It's All About Design



Sony just announced the first of its new Xperia line of phones. It's slick, its functional, it creates a powerful tingling in the pants of any red blooded, gadget phile. . . the first step is admitting you have a problem. Many will run and and buy it, some may have pre ordered. Some of you may pre order it because you saw it here. But it also very vanilla and a bit off. Look at this picture:



When the thing is just sitting there alone in the flesh you are no longer in the Abercrombie world of the video, and its flaws cry out like little beacons. Before you get to the function, just look at the design. It is square. It doesn't scream for me to pick it up. The front is not symmetrically balanced. I have to flip the thing over and open it to use it, and the screen is not glass. Perfect for the business world, not exciting to consumers.

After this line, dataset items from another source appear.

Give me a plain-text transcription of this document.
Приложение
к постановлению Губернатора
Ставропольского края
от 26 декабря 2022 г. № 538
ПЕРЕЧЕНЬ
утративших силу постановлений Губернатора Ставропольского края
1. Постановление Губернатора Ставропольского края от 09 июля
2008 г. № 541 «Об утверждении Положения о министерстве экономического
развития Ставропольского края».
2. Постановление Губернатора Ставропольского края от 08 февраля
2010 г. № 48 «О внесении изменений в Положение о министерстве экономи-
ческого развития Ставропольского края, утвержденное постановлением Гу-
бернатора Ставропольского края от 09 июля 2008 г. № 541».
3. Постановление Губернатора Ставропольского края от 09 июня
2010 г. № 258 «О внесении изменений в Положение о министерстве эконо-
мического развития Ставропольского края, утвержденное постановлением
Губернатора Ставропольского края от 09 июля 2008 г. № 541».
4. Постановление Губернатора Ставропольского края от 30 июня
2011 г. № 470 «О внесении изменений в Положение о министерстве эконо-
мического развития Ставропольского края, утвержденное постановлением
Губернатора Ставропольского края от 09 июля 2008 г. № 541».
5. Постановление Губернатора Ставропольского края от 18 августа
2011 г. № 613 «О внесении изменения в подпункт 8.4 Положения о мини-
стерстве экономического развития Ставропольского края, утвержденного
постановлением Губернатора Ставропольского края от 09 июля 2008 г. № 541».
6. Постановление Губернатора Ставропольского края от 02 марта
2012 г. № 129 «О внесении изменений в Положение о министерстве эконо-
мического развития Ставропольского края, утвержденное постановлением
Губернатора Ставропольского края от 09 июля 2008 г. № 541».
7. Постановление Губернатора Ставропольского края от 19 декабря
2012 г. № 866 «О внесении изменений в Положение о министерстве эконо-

Even if it does more than the iPhone, and it does, it doesn't make a normal human being feel good looking at it. The iPhone is screams to be picked up. When you do pick it up, its magic. It recognizes that it is picked up. It turns it screen configuration to suit you. Sure, Steve Jobs told us there is only one button and there are really a bunch more, plus a rocker switch, but we forgive him because it feels so good. Set an iPhone down on your coffee table and you want to upgrade your house so as not to embarrass the phone.

Now, looking at function. Turn on and iPhone and you are seamlessly, painlessly, integrated into not only your life (contacts, calendar, photos, music, but a ton of content through iTunes. Turn on Xperia and you get. . . .you get. . . some driver installation to maybe sync, a store that kind of has some stuff, and email client hell.

The beauty and ease of use of the iPhone causes users to overlook many, many flaws. The design weakness, and lack of integration to the rest of the world will mask the lack of operational flaws and cause users of overlook the product.